De Nicolás de Cárdenas sur ACI Prensa via EWTN News :
La vie héroïque du biographe papal Vittorio Messori
L'éditeur des éditions espagnoles des livres de Messori a partagé dans une interview accordée à ACI Prensa quelques éclairages essentiels sur l'œuvre et la vie de Messori, notamment le secret de son amour héroïque pour l'Église.
14 avril 2026
L’éditeur hispanophone de l’écrivain et apologiste italien Vittorio Messori, décédé le Vendredi saint dernier , a révélé les clés du succès littéraire de l’écrivain italien et le secret d’une vie héroïque vécue par amour pour l’Église.
La relation entre l’éditeur Álex del Rosal et Messori, l’un des écrivains catholiques les plus célèbres du dernier demi-siècle, a débuté en 1993, lorsque la maison d’édition Planeta a adopté l’idée de del Rosal de lancer « Planeta Testimonio ».

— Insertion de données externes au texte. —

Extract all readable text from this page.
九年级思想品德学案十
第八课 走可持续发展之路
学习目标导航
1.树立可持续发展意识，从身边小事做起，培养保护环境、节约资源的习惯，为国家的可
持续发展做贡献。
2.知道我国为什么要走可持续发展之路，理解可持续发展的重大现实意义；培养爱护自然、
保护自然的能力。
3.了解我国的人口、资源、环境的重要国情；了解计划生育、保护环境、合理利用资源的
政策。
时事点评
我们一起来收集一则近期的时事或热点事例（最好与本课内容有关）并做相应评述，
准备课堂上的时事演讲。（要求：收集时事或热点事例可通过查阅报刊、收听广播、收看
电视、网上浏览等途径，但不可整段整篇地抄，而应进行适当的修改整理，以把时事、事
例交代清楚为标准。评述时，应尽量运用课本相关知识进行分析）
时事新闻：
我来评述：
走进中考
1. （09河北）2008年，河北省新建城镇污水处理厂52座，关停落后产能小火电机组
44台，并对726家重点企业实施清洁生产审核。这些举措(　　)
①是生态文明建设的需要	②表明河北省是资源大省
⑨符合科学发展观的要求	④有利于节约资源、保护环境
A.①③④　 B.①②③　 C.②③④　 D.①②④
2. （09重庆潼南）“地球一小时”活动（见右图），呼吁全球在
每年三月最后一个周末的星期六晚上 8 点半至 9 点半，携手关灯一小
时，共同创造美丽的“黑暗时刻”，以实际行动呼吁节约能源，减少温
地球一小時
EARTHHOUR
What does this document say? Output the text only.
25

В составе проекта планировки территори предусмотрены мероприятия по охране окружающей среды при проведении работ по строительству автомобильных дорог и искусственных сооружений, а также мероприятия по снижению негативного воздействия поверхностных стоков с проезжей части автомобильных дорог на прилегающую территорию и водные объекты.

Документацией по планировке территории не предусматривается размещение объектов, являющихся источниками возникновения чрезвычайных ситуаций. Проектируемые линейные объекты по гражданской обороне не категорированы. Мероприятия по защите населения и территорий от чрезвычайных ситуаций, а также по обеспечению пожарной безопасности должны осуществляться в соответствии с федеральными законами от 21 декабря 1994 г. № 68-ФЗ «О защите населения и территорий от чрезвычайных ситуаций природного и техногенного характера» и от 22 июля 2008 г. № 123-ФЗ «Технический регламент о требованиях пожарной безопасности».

L’idée était de rassembler des livres catholiques proposant « des thèmes et des auteurs captivants qui plairaient à tous, de l’étudiant au commerçant en passant par le chauffeur de taxi », a déclaré del Rosal dans une interview accordée à ACI Prensa, le service frère hispanophone d’EWTN News.
Dans cette optique, del Rosal contacta Messori et lui proposa de compiler ses articles de la chronique « Vivaio » du journal Avvenire en un livre. Dans cette chronique, Messori défendait souvent l’Église catholique. Il en résulta le best-seller « Légendes noires de l’Église ».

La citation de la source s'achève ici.